Federal appeal | Human Rights Legislation
DISCRIMINATION
Once finding of undue hardship made, complaint should be dismissed
Complainant was employee of Canadian International Development Agency (CIDA) and she applied for postings in Afghanistan. Complainant had type 1 diabetes and was dependent on insulin. Complainant had two temporary assignments in Afghanistan but during second posting she had hypoglycemic incident that resulted in posting being curtailed against her wishes and her returning to Canada. Following incident, persons who were being posted to Afghanistan on temporary assignments were required to be assessed medically before being assigned to work there. Health Canada developed Afghanistan guidelines.

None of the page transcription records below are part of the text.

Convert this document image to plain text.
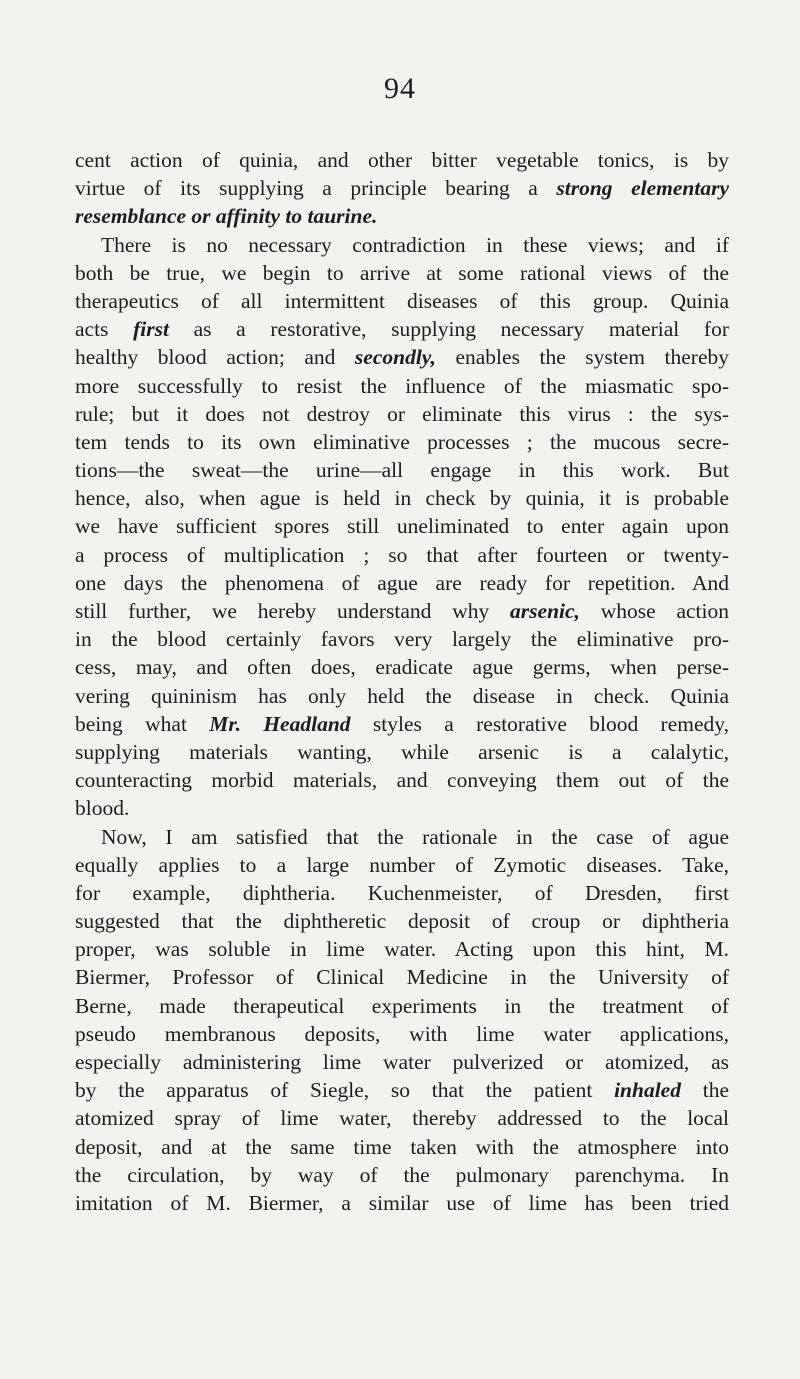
94
cent action of quinia, and other bitter vegetable tonics, is by
virtue of its supplying a principle bearing a strong elementary
resemblance or affinity to taurine.
There is no necessary contradiction in these views; and if
both be true, we begin to arrive at some rational views of the
therapeutics of all intermittent diseases of this group. Quinia
acts first as a restorative, supplying necessary material for
healthy blood action; and secondly, enables the system thereby
more successfully to resist the influence of the miasmatic spo-
rule; but it does not destroy or eliminate this virus : the sys-
tem tends to its own eliminative processes ; the mucous secre-
tions—the sweat—the urine—all engage in this work. But
hence, also, when ague is held in check by quinia, it is probable
we have sufficient spores still uneliminated to enter again upon
a process of multiplication ; so that after fourteen or twenty-
one days the phenomena of ague are ready for repetition. And
still further, we hereby understand why arsenic, whose action
in the blood certainly favors very largely the eliminative pro-
cess, may, and often does, eradicate ague germs, when perse-
vering quininism has only held the disease in check. Quinia
being what Mr. Headland styles a restorative blood remedy,
supplying materials wanting, while arsenic is a calalytic,
counteracting morbid materials, and conveying them out of the
blood.
Now, I am satisfied that the rationale in the case of ague
equally applies to a large number of Zymotic diseases. Take,
for example, diphtheria. Kuchenmeister, of Dresden, first
suggested that the diphtheretic deposit of croup or diphtheria
proper, was soluble in lime water. Acting upon this hint, M.
Biermer, Professor of Clinical Medicine in the University of
Berne, made therapeutical experiments in the treatment of
pseudo membranous deposits, with lime water applications,
especially administering lime water pulverized or atomized, as
by the apparatus of Siegle, so that the patient inhaled the
atomized spray of lime water, thereby addressed to the local
deposit, and at the same time taken with the atmosphere into
the circulation, by way of the pulmonary parenchyma. In
imitation of M. Biermer, a similar use of lime has been tried
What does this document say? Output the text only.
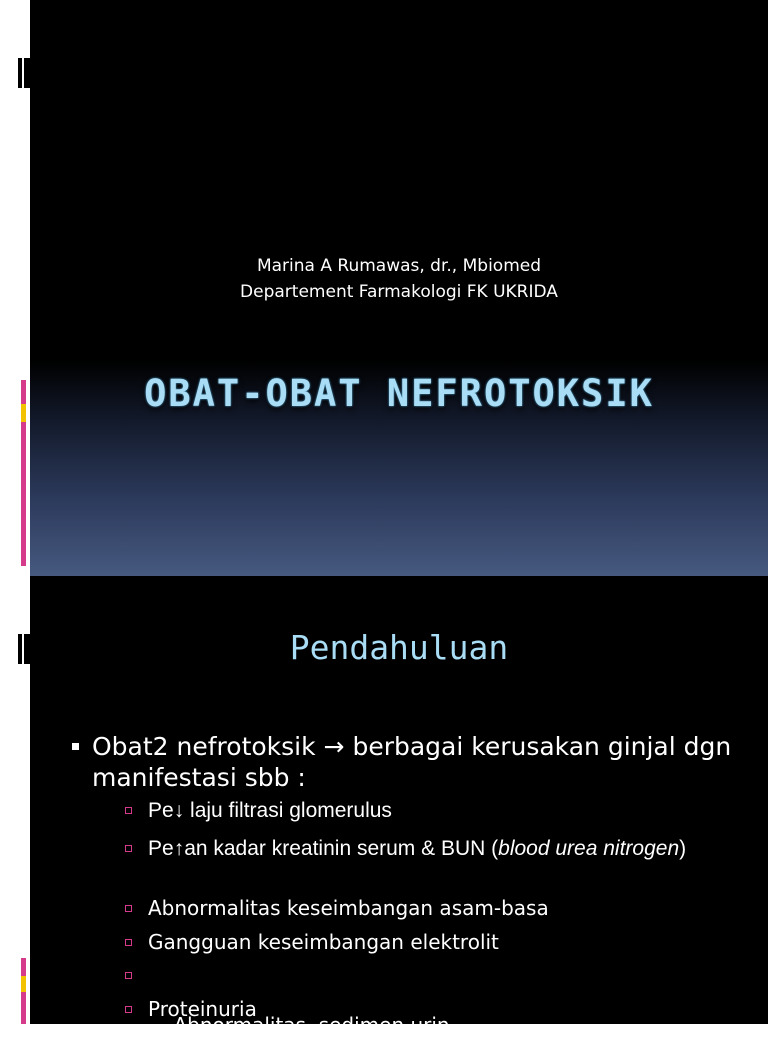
Marina A Rumawas, dr., Mbiomed
Departement Farmakologi FK UKRIDA
OBAT-OBAT NEFROTOKSIK
Pendahuluan
Obat2 nefrotoksik → berbagai kerusakan ginjal dgn manifestasi sbb :
Pe↓ laju filtrasi glomerulus
Pe↑an kadar kreatinin serum & BUN (blood urea nitrogen)
Abnormalitas keseimbangan asam-basa
Gangguan keseimbangan elektrolit

Abnormalitas  sedimen urin

Proteinuria
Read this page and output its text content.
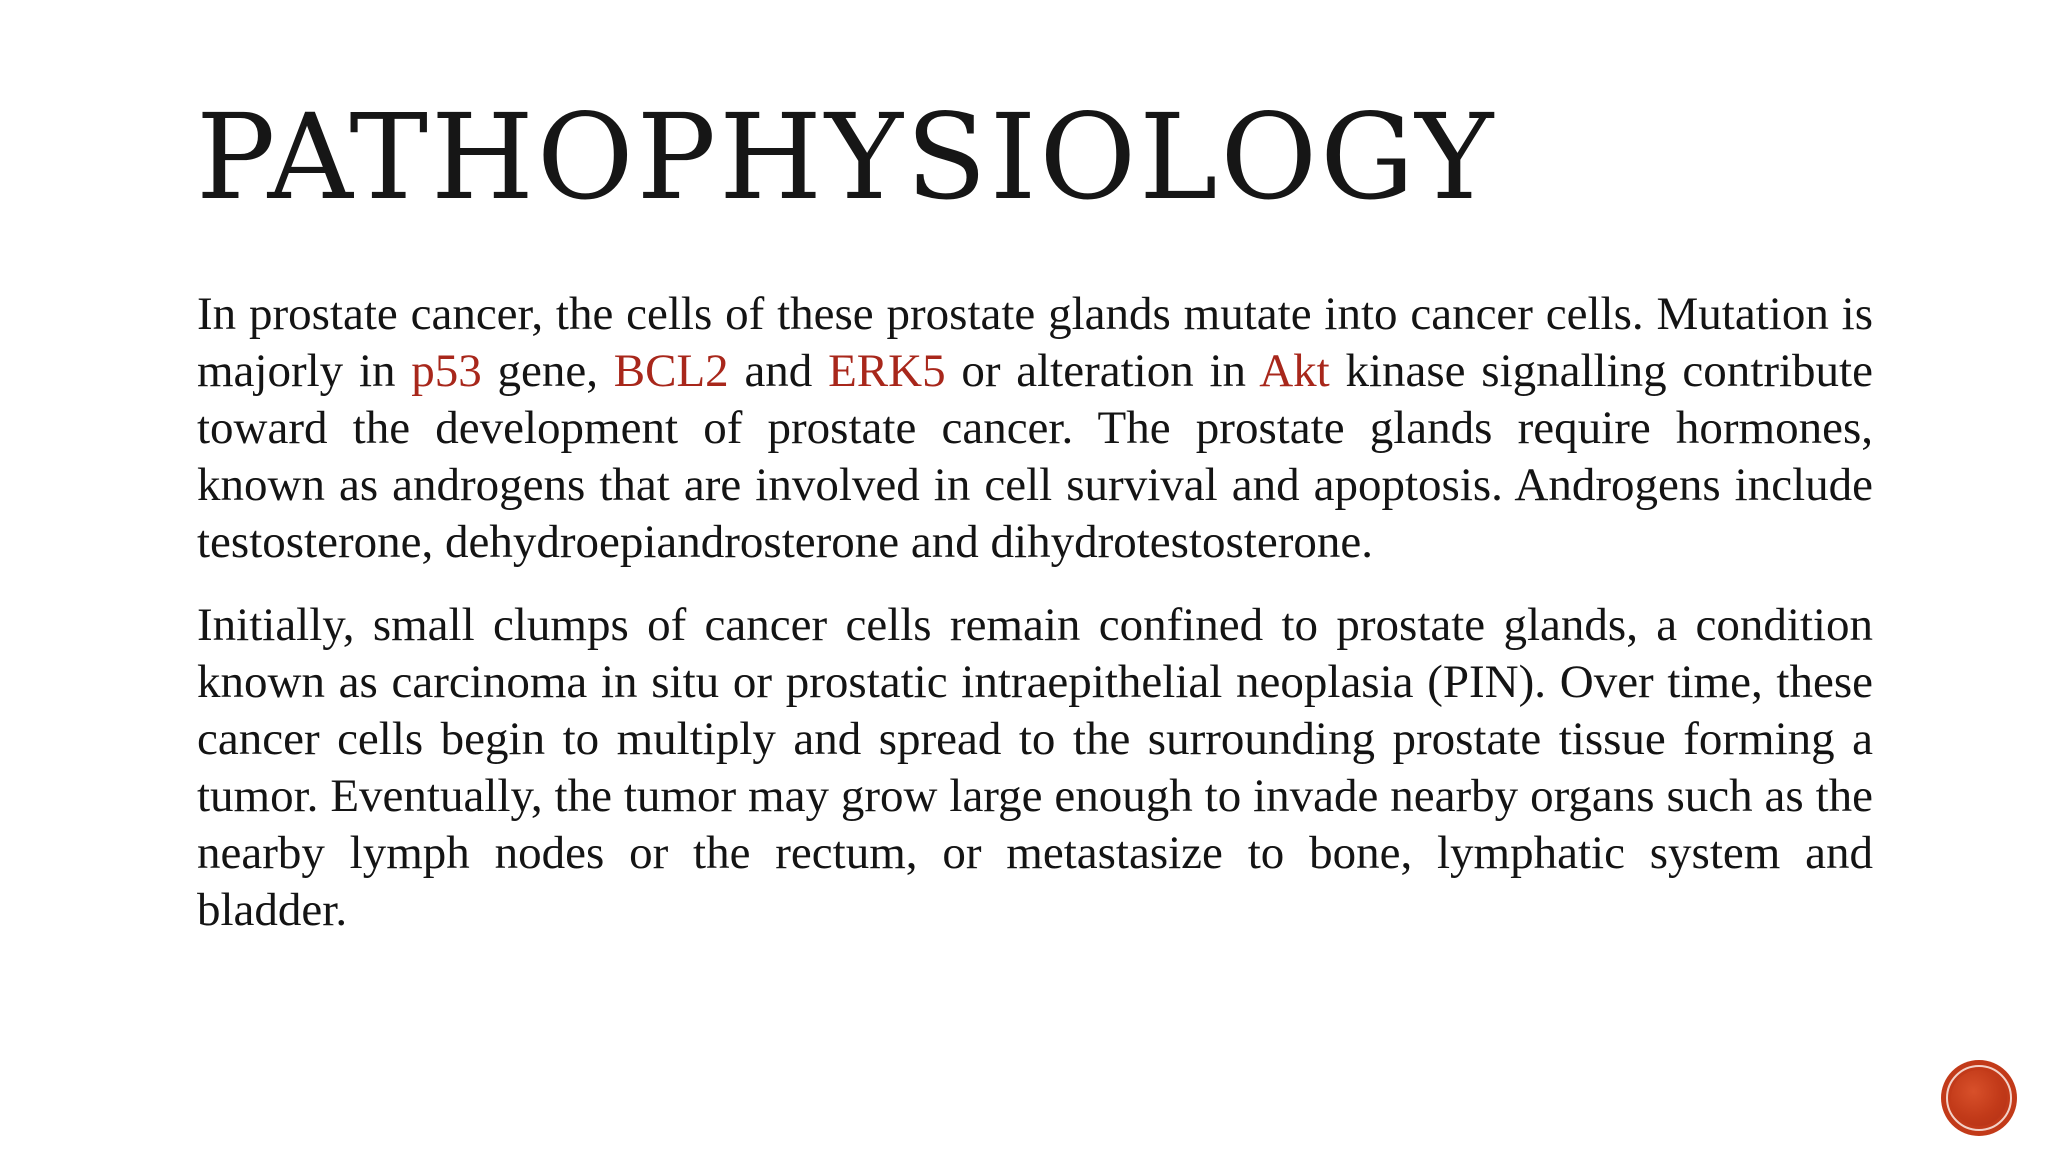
PATHOPHYSIOLOGY

In prostate cancer, the cells of these prostate glands mutate into cancer cells. Mutation is majorly in p53 gene, BCL2 and ERK5 or alteration in Akt kinase signalling contribute toward the development of prostate cancer. The prostate glands require hormones, known as androgens that are involved in cell survival and apoptosis. Androgens include testosterone, dehydroepiandrosterone and dihydrotestosterone.

Initially, small clumps of cancer cells remain confined to prostate glands, a condition known as carcinoma in situ or prostatic intraepithelial neoplasia (PIN). Over time, these cancer cells begin to multiply and spread to the surrounding prostate tissue forming a tumor. Eventually, the tumor may grow large enough to invade nearby organs such as the nearby lymph nodes or the rectum, or metastasize to bone, lymphatic system and bladder.
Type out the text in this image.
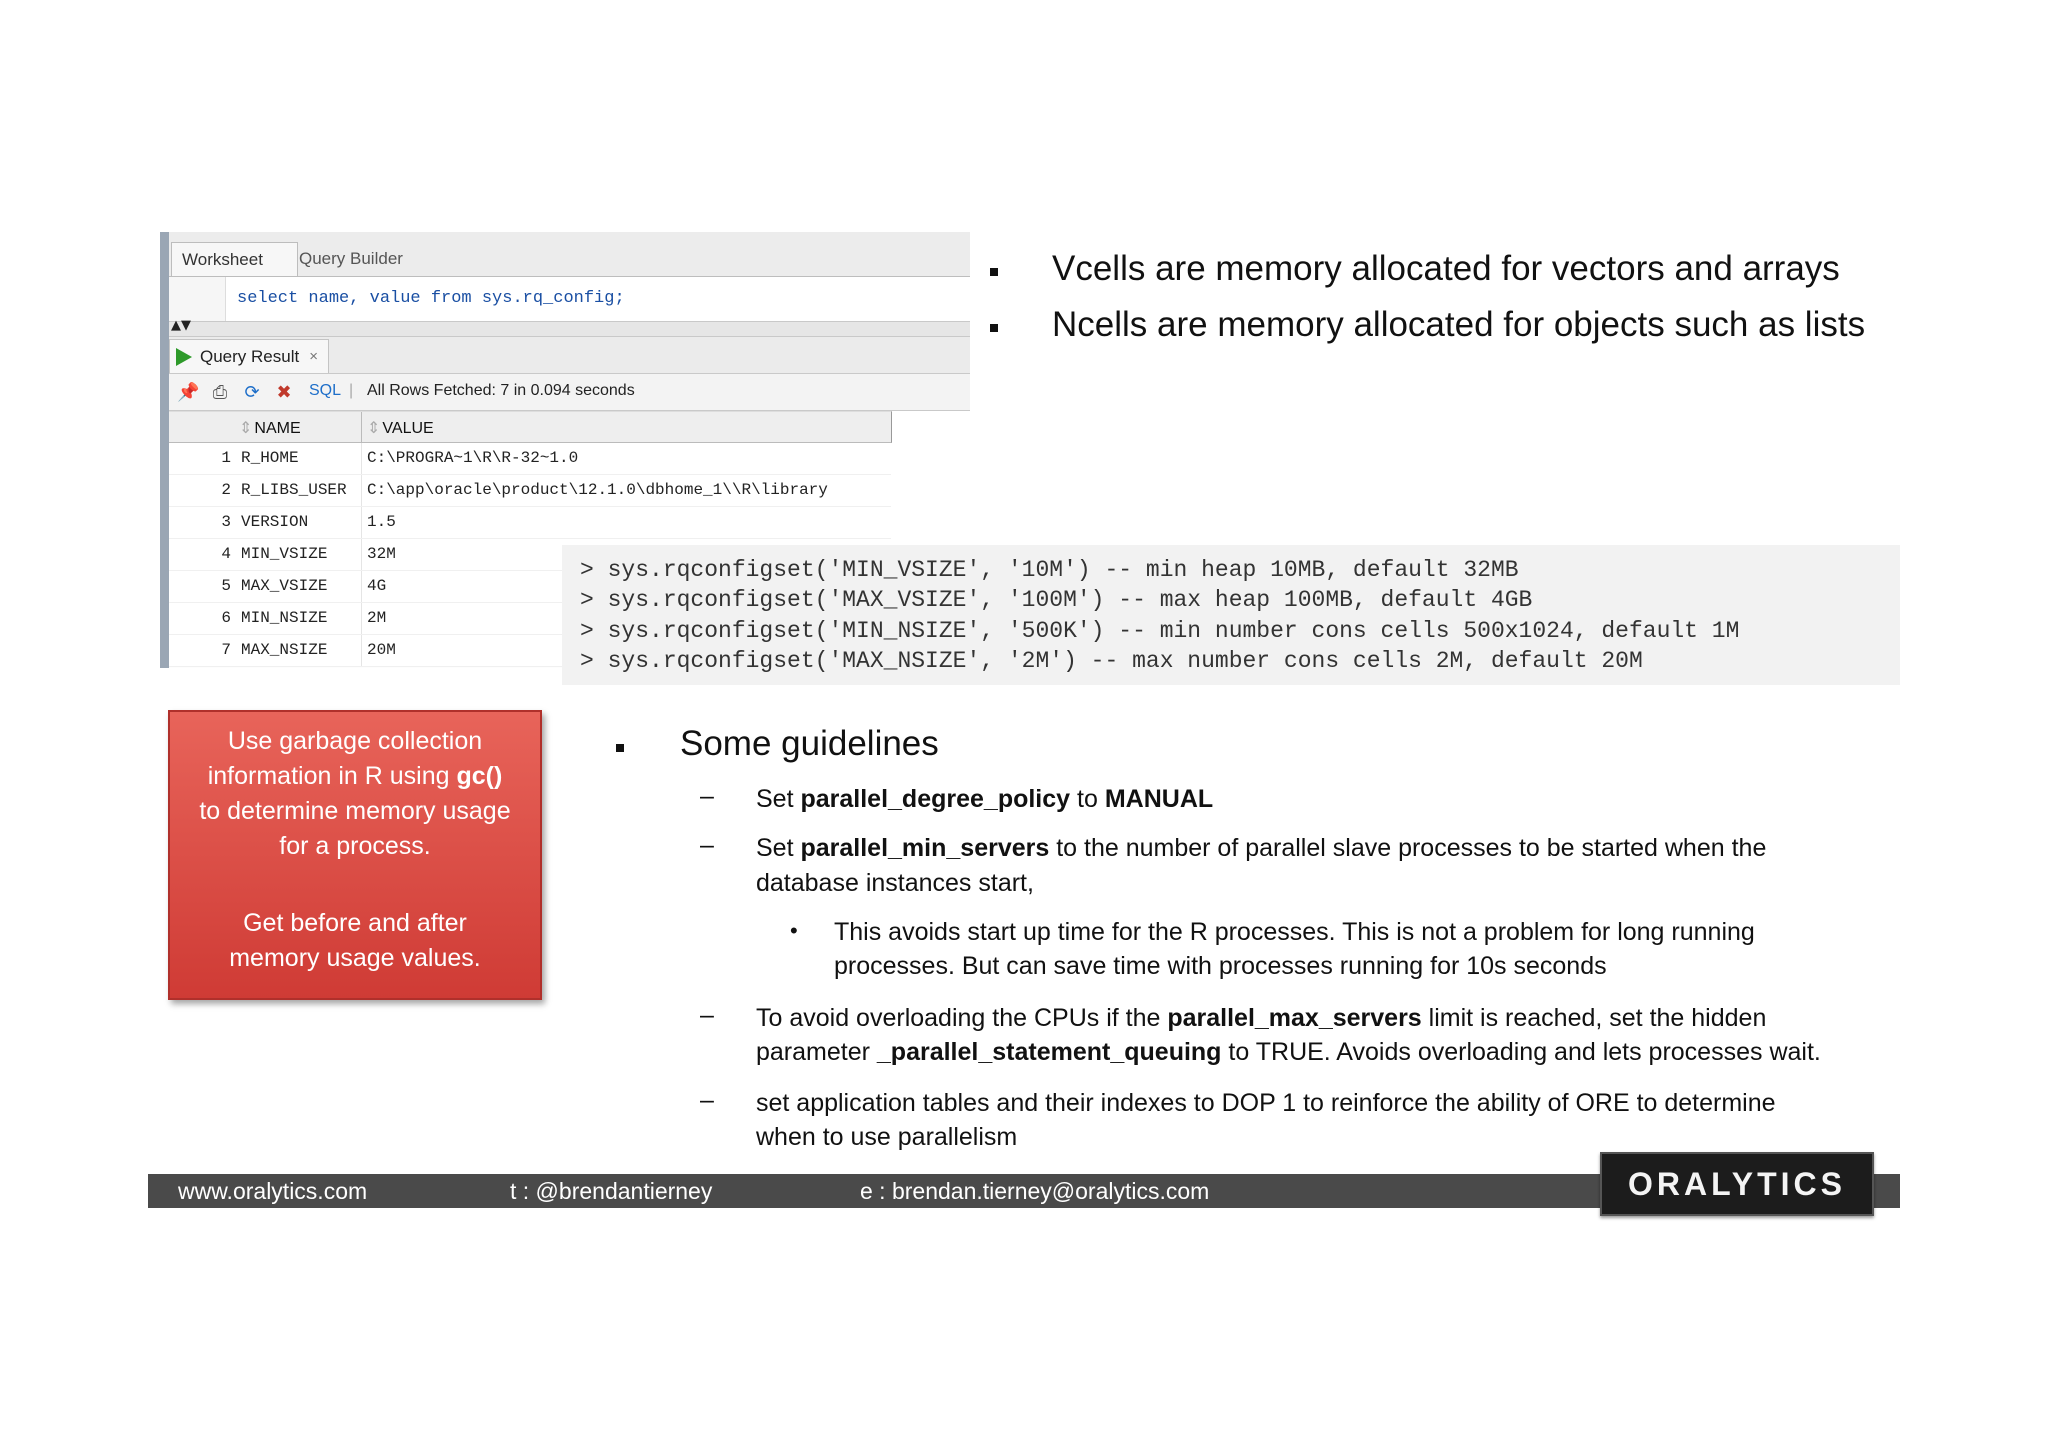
Worksheet	Query Builder
select name, value from sys.rq_config;
▲▼
Query Result ×
📌 ⎙ ⟳ ✖ SQL | All Rows Fetched: 7 in 0.094 seconds
⇕ NAME	⇕ VALUE
1 R_HOME	C:\PROGRA~1\R\R-32~1.0
2 R_LIBS_USER C:\app\oracle\product\12.1.0\dbhome_1\\R\library
3 VERSION	1.5
4 MIN_VSIZE 32M
5 MAX_VSIZE 4G
6 MIN_NSIZE 2M
7 MAX_NSIZE 20M
Vcells are memory allocated for vectors and arrays
Ncells are memory allocated for objects such as lists
> sys.rqconfigset('MIN_VSIZE', '10M') -- min heap 10MB, default 32MB
> sys.rqconfigset('MAX_VSIZE', '100M') -- max heap 100MB, default 4GB
> sys.rqconfigset('MIN_NSIZE', '500K') -- min number cons cells 500x1024, default 1M
> sys.rqconfigset('MAX_NSIZE', '2M') -- max number cons cells 2M, default 20M

Use garbage collection

information in R using gc()

to determine memory usage

for a process.

Get before and after

memory usage values.

Some guidelines
– Set parallel_degree_policy to MANUAL
– Set parallel_min_servers to the number of parallel slave processes to be started when the
database instances start,
• This avoids start up time for the R processes. This is not a problem for long running
processes. But can save time with processes running for 10s seconds
– To avoid overloading the CPUs if the parallel_max_servers limit is reached, set the hidden
parameter _parallel_statement_queuing to TRUE. Avoids overloading and lets processes wait.
– set application tables and their indexes to DOP 1 to reinforce the ability of ORE to determine
when to use parallelism
www.oralytics.com	t : @brendantierney	e : brendan.tierney@oralytics.com	ORALYTICS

Complainant continued to apply for other postings in Afghanistan but she was not offered any other assignment. Complainant filed complaints of discrimination against CIDA and Health Canada. Tribunal found that applicant established prima facie case of discrimination against CIDA and Health Canada on basis of disability. Tribunal found that CIDA had not met procedural duty to accommodate complainant and had not provided bona fide justification for discriminatory practices. Tribunal found it would have caused CIDA undue hardship to accommodate complainant in Afghanistan. Tribunal awarded other monetary and systemic remedies. On application for judicial review, Federal Court Judge found that once finding of undue hardship had been made, complaint should have been dismissed as conduct would not then be discriminatory practice for purposes of Canadian Human Rights Act. Tribunal’s decision was set aside. Human Rights Commission appealed. Appeal dismissed. Based on provisions of Act, only reasonable or correct interpretation of applicable provisions was that once tribunal found that it would have imposed undue hardship on CIDA to accommodate needs of complainant in posting her to Afghanistan, complaint should have been dismissed. There was not separate procedural duty to accommodate under Act that could give rise to remedies if employer established it had satisfied all parts of test for determining whether prima facie discriminatory standard was bona fide occupational requirement. If employer established that prima facie discriminatory standard was bona fide occupational requirement then complaint should be dismissed.
Cruden and Canadian International Development Agency, Re (May. 20, 2014, F.C.A., J.D. Denis Pelletier J.A., Eleanor R. Dawson J.A., and Wyman W. Webb J.A., File No. A-214-13) Decision at 228 A.C.W.S. (3d) 1092 was affirmed. 244 A.C.W.S. (3d) 172.